I would suspect that the belt tensioner is not set properly or the belt is stretched or maybe glazed. Since you said it stops throwing snow when you load it up.


----------



## td5771

put it under a load, if the auger AND the impeller BOTH stop. it is your belts/tensioner etc.

if the augers stop but the impeller keeps spinning your gearbox is bad--if the augers are not feeding the impeller snow there will be nothing to throw out.


----------



## Kiss4aFrog

+1 TD5771

Need better description of problem.


----------



## oldgeezor

I agree with TD5771 at this point. While my belt looks in good shape there is way too much play before engaging the tensioner and even after. I have the tensioner maxed out so cannot adjust anymore. My next step is to measure the belt, order a new one and compare the difference. I just have a feeling they (Sears) are not providing the right size at this point even though they get the correct model # of the blower. I will keep you posted.


----------



## nt40lanman

You can figure what you need, bring yours to Napa and they can measure and get you a slightly shorter one in their equipment belt line. FWIW I had to run my new belt an hour to stretch it before the auger would stop when disengaged.


----------



## oldgeezor

NT40LandMan..I did what you suggested and went to Napa...got a belt 1/2" smaller than what Sears part was. It is now back together and everything looks good. Impeller driving well along with the augers. Need to have some snow now to test it out.

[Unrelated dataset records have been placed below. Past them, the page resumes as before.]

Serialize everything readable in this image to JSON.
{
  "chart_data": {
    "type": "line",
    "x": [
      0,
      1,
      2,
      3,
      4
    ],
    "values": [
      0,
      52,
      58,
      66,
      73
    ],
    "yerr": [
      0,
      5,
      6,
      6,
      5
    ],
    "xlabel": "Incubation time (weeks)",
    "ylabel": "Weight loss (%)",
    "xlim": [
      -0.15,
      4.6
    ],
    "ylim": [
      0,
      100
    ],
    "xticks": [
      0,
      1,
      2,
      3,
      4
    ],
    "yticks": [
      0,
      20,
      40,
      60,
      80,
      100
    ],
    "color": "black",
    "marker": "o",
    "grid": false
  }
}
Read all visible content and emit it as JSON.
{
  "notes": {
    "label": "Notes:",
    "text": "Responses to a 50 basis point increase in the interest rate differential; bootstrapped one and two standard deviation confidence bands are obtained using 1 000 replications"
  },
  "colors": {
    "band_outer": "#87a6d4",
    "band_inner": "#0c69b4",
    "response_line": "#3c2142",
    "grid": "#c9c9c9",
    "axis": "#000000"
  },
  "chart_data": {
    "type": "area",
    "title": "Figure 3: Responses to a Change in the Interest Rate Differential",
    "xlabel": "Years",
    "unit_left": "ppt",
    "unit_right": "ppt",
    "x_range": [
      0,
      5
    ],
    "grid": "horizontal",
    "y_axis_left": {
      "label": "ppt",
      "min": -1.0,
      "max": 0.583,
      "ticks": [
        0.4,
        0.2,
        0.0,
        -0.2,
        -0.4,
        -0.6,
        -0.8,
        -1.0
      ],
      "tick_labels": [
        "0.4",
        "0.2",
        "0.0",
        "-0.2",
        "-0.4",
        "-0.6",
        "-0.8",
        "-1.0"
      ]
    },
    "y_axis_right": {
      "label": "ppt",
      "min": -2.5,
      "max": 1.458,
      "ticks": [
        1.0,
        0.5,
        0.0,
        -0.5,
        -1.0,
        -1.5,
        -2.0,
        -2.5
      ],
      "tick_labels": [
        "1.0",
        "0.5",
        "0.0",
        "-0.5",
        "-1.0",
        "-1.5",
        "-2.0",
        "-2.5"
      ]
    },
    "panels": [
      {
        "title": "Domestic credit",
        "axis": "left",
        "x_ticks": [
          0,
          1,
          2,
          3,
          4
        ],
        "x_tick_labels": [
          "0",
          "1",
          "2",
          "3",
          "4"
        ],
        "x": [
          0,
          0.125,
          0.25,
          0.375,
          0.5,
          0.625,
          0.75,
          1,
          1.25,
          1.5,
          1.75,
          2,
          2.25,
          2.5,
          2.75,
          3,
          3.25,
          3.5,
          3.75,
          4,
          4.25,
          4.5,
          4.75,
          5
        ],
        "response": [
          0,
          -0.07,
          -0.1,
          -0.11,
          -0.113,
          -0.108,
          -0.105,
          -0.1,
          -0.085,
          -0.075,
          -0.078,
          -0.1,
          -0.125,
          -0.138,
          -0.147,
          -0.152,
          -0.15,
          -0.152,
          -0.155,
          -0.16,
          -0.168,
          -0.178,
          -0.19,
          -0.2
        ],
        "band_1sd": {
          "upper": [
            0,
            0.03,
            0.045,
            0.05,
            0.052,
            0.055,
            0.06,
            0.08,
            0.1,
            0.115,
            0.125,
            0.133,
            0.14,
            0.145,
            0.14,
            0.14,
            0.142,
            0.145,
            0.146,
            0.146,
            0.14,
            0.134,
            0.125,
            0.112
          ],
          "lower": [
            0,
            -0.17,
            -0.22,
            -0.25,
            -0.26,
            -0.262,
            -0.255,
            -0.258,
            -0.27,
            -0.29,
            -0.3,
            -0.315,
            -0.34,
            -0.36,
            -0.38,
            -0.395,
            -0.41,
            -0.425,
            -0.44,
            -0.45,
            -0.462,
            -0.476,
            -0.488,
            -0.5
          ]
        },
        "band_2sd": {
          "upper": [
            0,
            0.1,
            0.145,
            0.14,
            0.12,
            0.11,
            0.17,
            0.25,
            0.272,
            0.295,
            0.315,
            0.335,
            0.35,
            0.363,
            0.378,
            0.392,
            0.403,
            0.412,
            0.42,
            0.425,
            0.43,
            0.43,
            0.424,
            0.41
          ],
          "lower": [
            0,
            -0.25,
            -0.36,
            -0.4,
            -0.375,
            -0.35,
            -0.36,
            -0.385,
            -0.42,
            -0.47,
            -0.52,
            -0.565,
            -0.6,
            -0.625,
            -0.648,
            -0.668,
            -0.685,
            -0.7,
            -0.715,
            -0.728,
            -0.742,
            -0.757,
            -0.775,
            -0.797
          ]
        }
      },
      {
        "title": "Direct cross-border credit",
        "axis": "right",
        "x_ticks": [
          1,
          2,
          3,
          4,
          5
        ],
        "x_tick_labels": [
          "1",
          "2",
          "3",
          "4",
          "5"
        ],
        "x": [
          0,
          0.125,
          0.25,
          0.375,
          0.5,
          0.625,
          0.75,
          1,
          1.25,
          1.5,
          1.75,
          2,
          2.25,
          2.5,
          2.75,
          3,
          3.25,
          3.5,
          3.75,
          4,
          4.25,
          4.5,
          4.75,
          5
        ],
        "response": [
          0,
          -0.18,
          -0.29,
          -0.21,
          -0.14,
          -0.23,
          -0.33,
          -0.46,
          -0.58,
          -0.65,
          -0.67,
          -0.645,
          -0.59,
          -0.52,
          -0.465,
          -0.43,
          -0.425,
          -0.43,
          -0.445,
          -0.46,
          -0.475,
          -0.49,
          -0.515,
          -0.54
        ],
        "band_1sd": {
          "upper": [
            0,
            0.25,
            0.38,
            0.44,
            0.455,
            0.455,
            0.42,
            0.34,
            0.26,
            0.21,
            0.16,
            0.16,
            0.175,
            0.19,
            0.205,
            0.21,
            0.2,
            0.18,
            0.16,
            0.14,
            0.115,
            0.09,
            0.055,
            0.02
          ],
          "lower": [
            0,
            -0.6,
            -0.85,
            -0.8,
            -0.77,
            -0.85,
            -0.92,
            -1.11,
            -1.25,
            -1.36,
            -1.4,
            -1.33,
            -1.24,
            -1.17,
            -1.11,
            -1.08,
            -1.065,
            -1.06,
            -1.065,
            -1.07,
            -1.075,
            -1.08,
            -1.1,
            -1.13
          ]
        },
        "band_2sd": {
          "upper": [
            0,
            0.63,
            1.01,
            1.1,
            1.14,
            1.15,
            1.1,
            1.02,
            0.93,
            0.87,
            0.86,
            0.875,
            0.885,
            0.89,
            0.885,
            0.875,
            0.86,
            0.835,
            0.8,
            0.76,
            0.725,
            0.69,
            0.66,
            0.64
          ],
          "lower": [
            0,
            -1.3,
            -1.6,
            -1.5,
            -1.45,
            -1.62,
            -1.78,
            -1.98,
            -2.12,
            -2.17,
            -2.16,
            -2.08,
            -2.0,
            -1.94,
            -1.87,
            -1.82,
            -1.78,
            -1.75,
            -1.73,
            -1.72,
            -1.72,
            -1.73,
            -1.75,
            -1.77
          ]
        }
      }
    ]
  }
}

Ps. Napa Belt was around $8.50, Sears want $18.99 ..big difference..


----------



## Kiss4aFrog

What was the NAPA part number ??


----------



## oldgeezor

The Napa Belt is 4L310 which is a 31" belt where Sears sells a 31.4" for my snowblower. The Napa belt fits perfectly.


----------



## oldgeezor

Well we got the snow I needed to test the blower. It was a combination of snow then rain and then freezing. The snow blower was able to cut through this mess with no problem, sometimes sending snow out about 10'-15'.

So it appears the new belt along with the new bearing has fixed my problem.

Thanks for all the comments.


----------



## td5771

Thanks for posting the results, I am still waiting for a few to see if I was way off base or close.


----------